They had the structure of a series of comic book frames, allowing for the shifts in the narrative from scene to scene – a technique she said she learned from a workshop with Jeremy Taylor.

We got into a bit of a conversation about working from a dream, and how sometimes later, when you look back at the original entry in your dream journal, the details can appear to be quite different from what you’ve been accentuating or extrapolating as you make art, or even have conversations about the dream.

For example, from the dream above at Rh’s house, I’d been remembering the most vivid bits of the fear and of the unexpected revelation of a magician.

Yet when I looked back to my dream journal I found that I’d had several other forgotten magician dreams before this, and within the original entry on this dream, there was a detail that “this is a game or a challenge Rh and I have”. So the chuckling Rh seems less evil in this context, and my character is then also not so much a victim as a co-creator.

Interesting.

* * *

There was a dream I had maybe 2 years ago of 6 dead bulls in a parking lot.

It was a terrible dream, with the stench of death in it, and the sense of tragedy of these 6 massive powerful creatures dying a lonely unceremonious death in a parking lot at night.

At the time I had no place to talk about dreams, but I can always make art, so I did painting after painting of bulls, dead or dying, wondering what the heck the dream was about.

At some point I happened on a free webinar given by some people in Vermont, and I told them the dream of the 6 bulls. They were so lovely, they listened so well, and at some point Sue said, “how do you know they were dead?”.

The possibility of seeing the dream story as a more fluid entity, of not taking the narrative as a finished, absolute, unchangeable reality ROCKED my world.

Since then there has been a large painting in the works of some very alive bulls, and even a small sculpture is in the works.

And you, Dear Reader…?

Have you found your relationship or understanding of certain dreams changes over time?

Summer Textures

Summertime lake.
The endless blue of the sky.

Approaching the island across the lake, I think of the book I’ve been reading: The Zen of Creativity : Cultivating Your Artistic Life by John Daido Loori.
He has a series of exercises on “Direct Experience” or “Experiencing without Identifying” – exercises closely related to the practice of mindful meditation, with the intention of quieting the mind and seeking to simply feel or experience things before the thoughts come in.

Most of us – seasoned meditators included – will find that it is very difficult simply to listen.

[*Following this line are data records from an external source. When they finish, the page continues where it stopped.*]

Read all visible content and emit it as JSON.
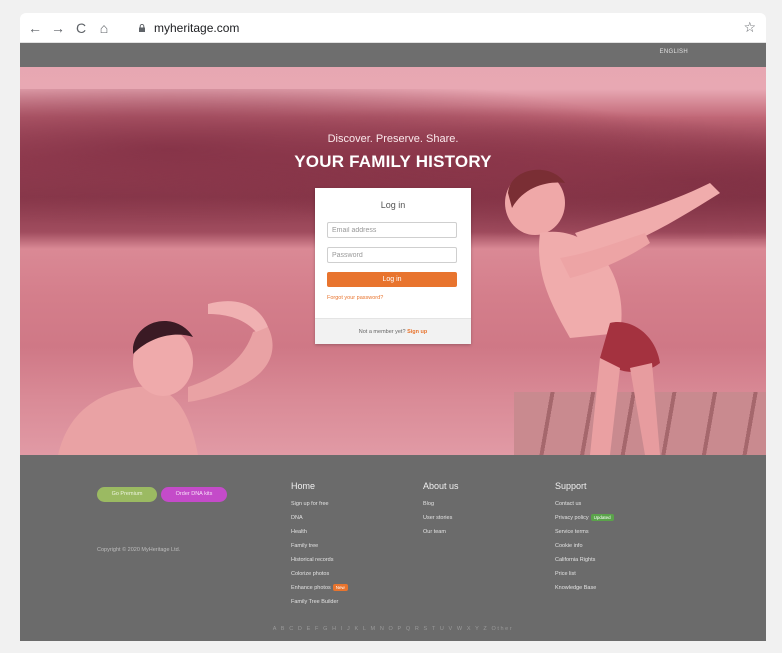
{
  "browser": {
    "url": "myheritage.com",
    "back_icon": "←",
    "forward_icon": "→",
    "reload_icon": "C",
    "home_icon": "⌂",
    "star_icon": "☆"
  },
  "topbar": {
    "language": "ENGLISH"
  },
  "hero": {
    "tagline": "Discover. Preserve. Share.",
    "headline": "YOUR FAMILY HISTORY"
  },
  "login": {
    "title": "Log in",
    "email_placeholder": "Email address",
    "password_placeholder": "Password",
    "button_label": "Log in",
    "forgot_link": "Forgot your password?",
    "not_member_text": "Not a member yet?",
    "signup_link": "Sign up"
  },
  "footer": {
    "premium_button": "Go Premium",
    "dna_button": "Order DNA kits",
    "copyright": "Copyright © 2020 MyHeritage Ltd.",
    "home": {
      "title": "Home",
      "links": [
        "Sign up for free",
        "DNA",
        "Health",
        "Family tree",
        "Historical records",
        "Colorize photos",
        "Enhance photos",
        "Family Tree Builder"
      ],
      "new_badge": "New"
    },
    "about": {
      "title": "About us",
      "links": [
        "Blog",
        "User stories",
        "Our team"
      ]
    },
    "support": {
      "title": "Support",
      "links": [
        "Contact us",
        "Privacy policy",
        "Service terms",
        "Cookie info",
        "California Rights",
        "Price list",
        "Knowledge Base"
      ],
      "updated_badge": "Updated"
    },
    "alphabet": "A B C D E F G H I  J  K L M N O P Q R S T U V W X Y Z Other"
  },
  "colors": {
    "accent_orange": "#e8742e",
    "premium_green": "#9bba62",
    "dna_purple": "#c44bc9",
    "footer_gray": "#6b6b6b"
  }
}
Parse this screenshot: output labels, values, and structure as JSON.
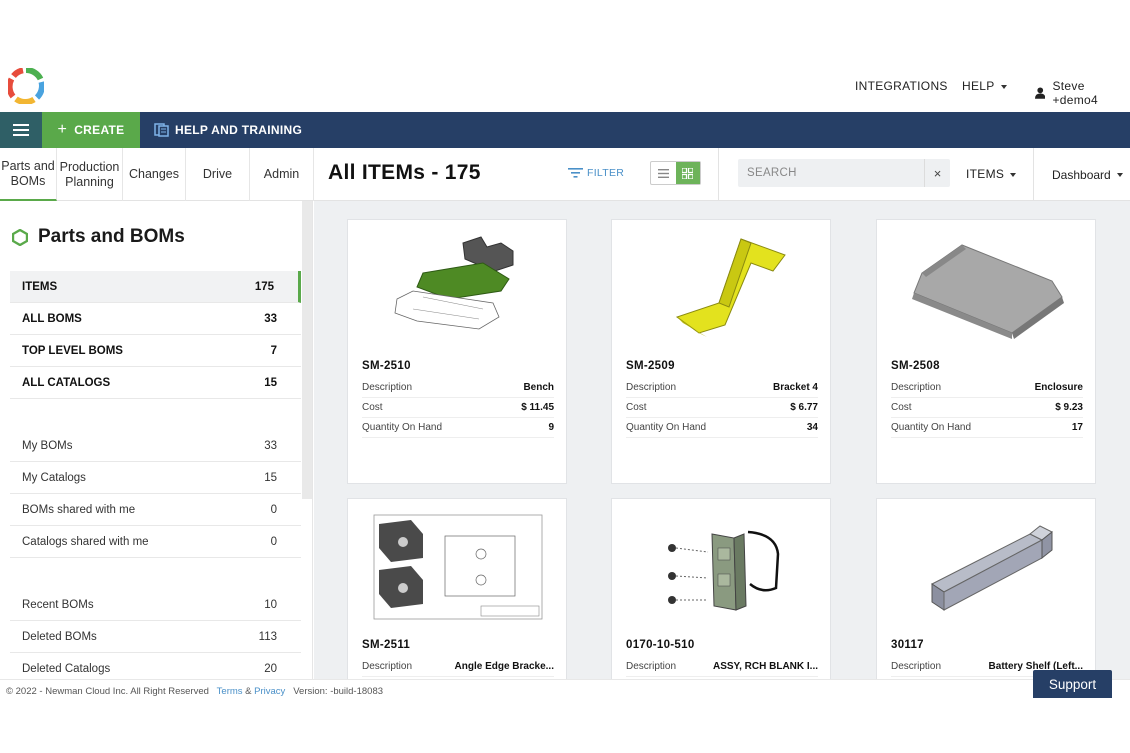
{
  "header": {
    "integrations": "INTEGRATIONS",
    "help": "HELP",
    "user": "Steve +demo4"
  },
  "navbar": {
    "create": "CREATE",
    "help_training": "HELP AND TRAINING"
  },
  "module_tabs": [
    {
      "label_line1": "Parts and",
      "label_line2": "BOMs"
    },
    {
      "label_line1": "Production",
      "label_line2": "Planning"
    },
    {
      "label_line1": "Changes",
      "label_line2": ""
    },
    {
      "label_line1": "Drive",
      "label_line2": ""
    },
    {
      "label_line1": "Admin",
      "label_line2": ""
    }
  ],
  "toolbar": {
    "title": "All ITEMs - 175",
    "filter": "FILTER",
    "search_placeholder": "SEARCH",
    "clear": "×",
    "items_dropdown": "ITEMS",
    "dashboard_dropdown": "Dashboard"
  },
  "sidebar": {
    "title": "Parts and BOMs",
    "primary": [
      {
        "label": "ITEMS",
        "count": "175"
      },
      {
        "label": "ALL BOMS",
        "count": "33"
      },
      {
        "label": "TOP LEVEL BOMS",
        "count": "7"
      },
      {
        "label": "ALL CATALOGS",
        "count": "15"
      }
    ],
    "mine": [
      {
        "label": "My BOMs",
        "count": "33"
      },
      {
        "label": "My Catalogs",
        "count": "15"
      },
      {
        "label": "BOMs shared with me",
        "count": "0"
      },
      {
        "label": "Catalogs shared with me",
        "count": "0"
      }
    ],
    "other": [
      {
        "label": "Recent BOMs",
        "count": "10"
      },
      {
        "label": "Deleted BOMs",
        "count": "113"
      },
      {
        "label": "Deleted Catalogs",
        "count": "20"
      }
    ]
  },
  "field_labels": {
    "description": "Description",
    "cost": "Cost",
    "qty": "Quantity On Hand"
  },
  "cards": [
    {
      "id": "SM-2510",
      "description": "Bench",
      "cost": "$ 11.45",
      "qty": "9"
    },
    {
      "id": "SM-2509",
      "description": "Bracket 4",
      "cost": "$ 6.77",
      "qty": "34"
    },
    {
      "id": "SM-2508",
      "description": "Enclosure",
      "cost": "$ 9.23",
      "qty": "17"
    },
    {
      "id": "SM-2511",
      "description": "Angle Edge Bracke..."
    },
    {
      "id": "0170-10-510",
      "description": "ASSY, RCH BLANK I..."
    },
    {
      "id": "30117",
      "description": "Battery Shelf (Left..."
    }
  ],
  "footer": {
    "copyright": "© 2022 - Newman Cloud Inc. All Right Reserved",
    "terms": "Terms",
    "amp": "&",
    "privacy": "Privacy",
    "version": "Version: -build-18083"
  },
  "support": "Support",
  "colors": {
    "navy": "#263f66",
    "green": "#5aa94a",
    "link": "#4a90c8"
  }
}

We hear sounds and immediately name them, or we associate them with something else, we compare them, analyze them, or try to find their source. It soon gets boring just to listen and our minds wander. It’s not easy to let things simply be and let go of our running commentary.

As we approached the island I practiced with these trees –

Trying to just feel the trees without thinking about what KIND of trees, or about their size or colour or all the things one could think about trees.
Even so, even as I sensed them as a group, as a collective presence, an alive beingness in front of us, I found myself searching for the words to describe the sensations.

And again, trying to just allow the experience of the pebbles… much subtler, so small and ubiquitous, almost imperceptible yet hinting at eternity…
And from this place one might take a photograph.

One way that our spiritual power begins to manifest is through the emergence of the intuitive aspect of our consciousness. This is one of the reasons why Zen and creativity are so intimately linked. Creativity is also an expression of our intuitive aspect. Getting in touch with our intuition helps us to enter the flow of life, of a universe that is in a constant state of becoming. When we tap into our intuition, whether in our art or simply in the day-to-day activities of our lives, we feel a part of this creative continuum.

How can any of us gain entry into this unique way of perceiving the universe, where every breath is the first breath, every sight and sound is fresh penetrating the universe, reaching everywhere? 

At one time or another, each of us has experienced this way of perceiving. It comes upon us unexpectedly. Suddenly the music moves into our being and our body responds. There is no thought, judgment, or conscious effort. The music freely passes through us. We pick up a brush and the painting flows from its tip. the poem creates itself, almost without effort

A photo here and there, I also pick up strange things from the ground and bring them inside.
I’m teaching myself to draw on the iPad – it does not yet feel very Zen at all, it is still a lot about thinking through how the mechanics work, but there is a certain amount of non-thinking possible in the presence of strange things, just looking at them and trying to sense and feel the way into a drawing rather than think.